|
|

Paraíso de turistas torna-se inferno de
imigrantes
Quando se
pensa na cidade-luz, cenas românticas na badalada Rive Gauche
surgem à mente. Mas não se demora muito a descobrir uma Paris
totalmente diferente. Para tanto, basta saber para onde olhar. A
seguir, três cenas desta cidade em plena confusão. Reportagem de
Francois Krug, de Paris, na revista alemã Der Spiegel em
14/11/2005
A Torre Eiffel
Há poucas dezenas de turistas apenas, alinhados frente à Torre
Eiffel nesta manhã de meados da semana. Dificilmente o mês de
novembro é a época ideal para visitar a cidade-luz, e, neste
dia, as nuvens baixas e um chuvisco fino contribuem para manter
grande parte dos turistas que se encontram na capital confinados
nos seus hotéis.
Apenas os mais corajosos se aventuraram para fora e se
propuseram a subir até o topo do monumento mais famoso de Paris,
para apreciar aquilo que promete ser uma vista bastante nublada,
velada, sem graça. E eles são corajosos a mais de um título.
Basta dar uma olhada rápida nas manchetes publicadas
recentemente no mundo inteiro para se conscientizar de que Paris
--a cidade da boa comida e das belas artes-- é também um barril
de pólvora armado pela tensão causada pela população de
imigrantes, e que andou explodindo em ondas sucessivas de
violência, noite após noite, já faz mais de duas semanas.
Até mesmo o Departamento de Estado americano --normalmente mais
preocupado com países dilacerados por guerras intestinas tais
como o Sudão, a Somália e a Colômbia-- alertou os cidadãos
americanos, avisando-os para se manterem afastados das áreas
aonde os distúrbios de rua vêm ocorrendo.
O coração de Paris, contudo, não é uma dessas áreas e, nesse
dia, era perfeitamente plausível pensar que a pior onda de
violência a atingir a França em quase quatro décadas estava
distante, muito distante.
"Eu não estou com medo", diz John, um turista americano que
aguarda junto com a sua mulher italiana e dois filhos na pequena
fila que se formou para aceder à torre Eiffel. "Os distúrbios de
rua não nos impediram de vir para cá".
E por que deveriam eles ter medo?
A França que os turistas costumam visitar permanece amplamente
preservada dos arremessos de pedras, dos ataques incendiários
contra veículos e das batalhas de rua recorrentes entre os
jovens imigrantes e a polícia francesa.
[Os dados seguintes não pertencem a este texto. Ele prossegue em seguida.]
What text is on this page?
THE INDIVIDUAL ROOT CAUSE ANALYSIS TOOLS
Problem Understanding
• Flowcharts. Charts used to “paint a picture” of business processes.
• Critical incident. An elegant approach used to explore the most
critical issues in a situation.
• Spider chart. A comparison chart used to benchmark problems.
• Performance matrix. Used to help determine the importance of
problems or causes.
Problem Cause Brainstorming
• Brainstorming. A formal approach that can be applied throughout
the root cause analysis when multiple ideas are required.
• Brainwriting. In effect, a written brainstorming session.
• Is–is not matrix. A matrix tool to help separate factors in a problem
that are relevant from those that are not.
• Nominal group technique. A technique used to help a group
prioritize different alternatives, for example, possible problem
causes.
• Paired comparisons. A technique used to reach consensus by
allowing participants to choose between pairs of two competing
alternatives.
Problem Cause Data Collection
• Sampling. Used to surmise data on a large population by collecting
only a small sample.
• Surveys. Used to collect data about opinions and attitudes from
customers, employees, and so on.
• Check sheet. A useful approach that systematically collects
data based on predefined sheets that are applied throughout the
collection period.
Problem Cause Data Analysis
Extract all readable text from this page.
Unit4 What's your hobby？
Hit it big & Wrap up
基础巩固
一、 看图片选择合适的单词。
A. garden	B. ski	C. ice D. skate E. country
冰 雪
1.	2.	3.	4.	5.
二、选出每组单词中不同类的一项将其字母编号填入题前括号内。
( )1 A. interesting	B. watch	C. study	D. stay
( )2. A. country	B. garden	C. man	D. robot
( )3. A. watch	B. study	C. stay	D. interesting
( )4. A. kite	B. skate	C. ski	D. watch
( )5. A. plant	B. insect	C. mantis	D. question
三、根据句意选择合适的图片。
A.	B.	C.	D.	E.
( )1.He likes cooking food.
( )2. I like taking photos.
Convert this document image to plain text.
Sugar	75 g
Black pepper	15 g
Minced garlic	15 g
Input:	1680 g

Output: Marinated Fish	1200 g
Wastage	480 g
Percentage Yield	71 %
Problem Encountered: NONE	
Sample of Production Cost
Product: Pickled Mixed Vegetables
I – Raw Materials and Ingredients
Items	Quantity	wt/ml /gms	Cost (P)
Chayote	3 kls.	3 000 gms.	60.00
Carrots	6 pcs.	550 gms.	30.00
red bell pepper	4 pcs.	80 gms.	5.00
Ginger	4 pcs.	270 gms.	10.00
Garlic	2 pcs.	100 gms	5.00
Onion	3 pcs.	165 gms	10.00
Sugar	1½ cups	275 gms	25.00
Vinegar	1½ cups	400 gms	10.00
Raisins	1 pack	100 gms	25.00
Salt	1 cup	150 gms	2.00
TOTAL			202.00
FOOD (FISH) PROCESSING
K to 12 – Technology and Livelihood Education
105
Em todo caso, a
violência está diminuindo --por causa principalmente dos toques
de recolher que foram instaurados nas áreas afetadas por todo
país.
Durante a noite de quinta-feira (10/11), o número de carros
incendiados recenseados --uma estatística que acabou tornando-se
uma espécie de terrível termômetro por meio do qual se mede a
intensidade da violência-- por toda a França ficou em 463, um
pouco abaixo dos 483 da noite precedente, dos 482 da noite de
terça e longe dos cerca de mil por noite que eram contados no
início da semana.
No departamento da Seine-Saint-Denis, na periferia leste de
Paris, apenas 15 veículos haviam sido incendiados na noite de
quarta-feira --ou seja, não muito mais do que a média diária
para esta região, mesmo em períodos mais tranqüilos, segundo
informaram oficiais da polícia local.
Contudo, o coração de Paris --até mesmo quando os distúrbios
estavam no auge-- ficou mais para o Kir Royal (bebida típica com
vinho branco e licor de cassis) do que para o coquetel Molotov.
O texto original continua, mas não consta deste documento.